Prévu dans le plan “France Numérique 2012”, théoriquement financé par le public et le privé, le déploiement du très haut-débit via la fibre optique devrait se concrétiser un jour… Enfin pas aussi vite qu’on ne le pense et surtout pas pour tout le monde…

Aujourd’hui le haut-débit est “officiellement accessible à la quasi totalité de la population” (pas de chance si vous n’êtes pas dans cette quasi totalité ou que vous avez du “quasi haut-débit”, voir posts précédents, ça ne va pas s’arranger). L’occasion donc de remettre les compteurs à zéro et de penser à l’étape suivante, demain, le “Très Haut-Débit” (avec des majuscules, ça en jette plus).

Si le haut-débit plafonne à 20 Mbps, le Très Haut-Débit nous promet des 100 Mbps (déjà ce sera pas mal si ça atteint 50 Mbps à grande échelle), et en plus symétrique ! (le même débit dans les deux sens, au contraire de l’ADSL avec son “A” pour “asymetric” qui ne dépasse pas les 1 Mbps sur la voie montante).

Pour cela la France a choisi (comme la Corée ou le Japon, mais pas comme d’autres pays j’y reviendrai), la technologie de la fibre optique, plus précisément la FttH (“Fiber to the Home” ou “Fibre jusqu’à l’abonné”) en lieu et place des technologies utilisant la boucle locale cuivre actuelle.

Tout cela représente, au contraire de l’ADSL qui utilisait un réseau (téléphonique) existant, un nouveau réseau à construire, de nouvelles règles à établir… On se concerte donc entre état, régulateur (ARCEP), opérateurs pour savoir qui construit quoi, dans quelles conditions.

Pour le moment le fruit de ces cogitations ont abouti à ces quelques résultats :

  • La France a été divisée en 3 zones : les zones très denses (en gros les centres des villes de plus de 100000 habitants), les zones denses (les autres villes et les zones péri-urbaines) et les zones peu denses.
  • Sur ces 3 zones, seule la première est précisément définie (pour les autres ça viendra, un jour).
  • Des règles ont été édictées pour les zones très denses, à savoir que ce sont les opérateurs privés qui peuvent y déployer des réseaux fibre optique, comme ils le sentent (ou comme cela leur parait le plus rentable) avec possibilité éventuelle accordée de mutualiser certaines parties entre opérateurs, mais en gros aucune obligation (de couverture, de délais…) imposées à ces FAI.
  • Pour les zones denses, les mêmes possibilités de mutualisations seront offertes, enfin quand les FAI daigneront y poser leurs fourreaux
  • Pour les zones peu denses, rien n’est encore décidé, ce sera aux collectivités locales d’amener, de soutenir et de financer des projets…

Cerise sur le gâteau, l’état va attribuer grâce au futur “Grand Emprunt”, 2 Milliards d’euros à la construction de ces réseaux Très Haut-Débit.
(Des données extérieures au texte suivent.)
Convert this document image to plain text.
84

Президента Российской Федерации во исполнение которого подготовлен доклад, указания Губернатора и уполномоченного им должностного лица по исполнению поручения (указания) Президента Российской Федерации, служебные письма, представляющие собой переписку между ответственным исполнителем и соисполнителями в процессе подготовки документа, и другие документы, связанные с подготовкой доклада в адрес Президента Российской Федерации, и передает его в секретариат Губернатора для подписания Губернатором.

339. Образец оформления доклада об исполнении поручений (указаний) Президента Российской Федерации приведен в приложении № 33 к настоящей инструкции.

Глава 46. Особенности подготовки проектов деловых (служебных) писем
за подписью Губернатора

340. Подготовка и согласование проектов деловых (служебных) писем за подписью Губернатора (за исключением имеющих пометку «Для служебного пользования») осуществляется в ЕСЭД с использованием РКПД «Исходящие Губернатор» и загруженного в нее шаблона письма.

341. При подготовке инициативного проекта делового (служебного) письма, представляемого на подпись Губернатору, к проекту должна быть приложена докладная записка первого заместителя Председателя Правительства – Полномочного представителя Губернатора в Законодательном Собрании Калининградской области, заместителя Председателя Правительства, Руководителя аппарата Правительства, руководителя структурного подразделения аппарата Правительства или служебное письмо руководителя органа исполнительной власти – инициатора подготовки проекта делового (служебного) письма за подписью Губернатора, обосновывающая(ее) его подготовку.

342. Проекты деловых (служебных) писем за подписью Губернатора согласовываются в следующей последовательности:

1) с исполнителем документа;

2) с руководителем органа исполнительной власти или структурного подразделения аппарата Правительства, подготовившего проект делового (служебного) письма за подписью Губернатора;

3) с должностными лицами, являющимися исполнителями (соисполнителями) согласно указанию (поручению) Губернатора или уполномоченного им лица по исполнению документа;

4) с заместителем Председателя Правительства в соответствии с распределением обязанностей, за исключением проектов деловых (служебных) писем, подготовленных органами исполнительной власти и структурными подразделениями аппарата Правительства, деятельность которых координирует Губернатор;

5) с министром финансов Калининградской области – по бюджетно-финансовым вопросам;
Très bien tout ça, mais combien ça couterait de construire des réseaux FttH pour 100% de la population ? (pas question de nous refaire le coup de l’ADSL, ses zones blanches ou grises !).

La DATAR (“Délégation interministérielle à l’aménagement du territoire et à l’attractivité régionale”, ouf) a justement publié cet hiver avec les cabinets Tactis  et Seban & Associés une étude “Déploiement des réseaux très haut débit sur l’ensemble du territoire national – Technologies et coûts de déploiement, mécanismes de soutien possibles” (à télécharger ici). De cette étude, il ressort qu’un tel réseau couterait aux environs de 30 Milliards d’euros dont 15 de financement public direct.

À première vue il y a comme un hiatus entre ces 30 Mds€ et les 2Mds€ promis par l’état avec le grand emprunt… ça ne va pas le faire !

En y regardant de plus près, ces 30 Mds€ ne sont pas un chiffre aussi énorme qu’il n’y parait. C’est l’équivalent (en euros constants) de ce qu’a couté il y a 30-40 ans la construction du réseau téléphonique, entièrement financé par l’état, rentabilisé depuis, très rentable maintenant…

Donc pourquoi ne pourrait-on pas aujourd’hui réengager un tel chantier ?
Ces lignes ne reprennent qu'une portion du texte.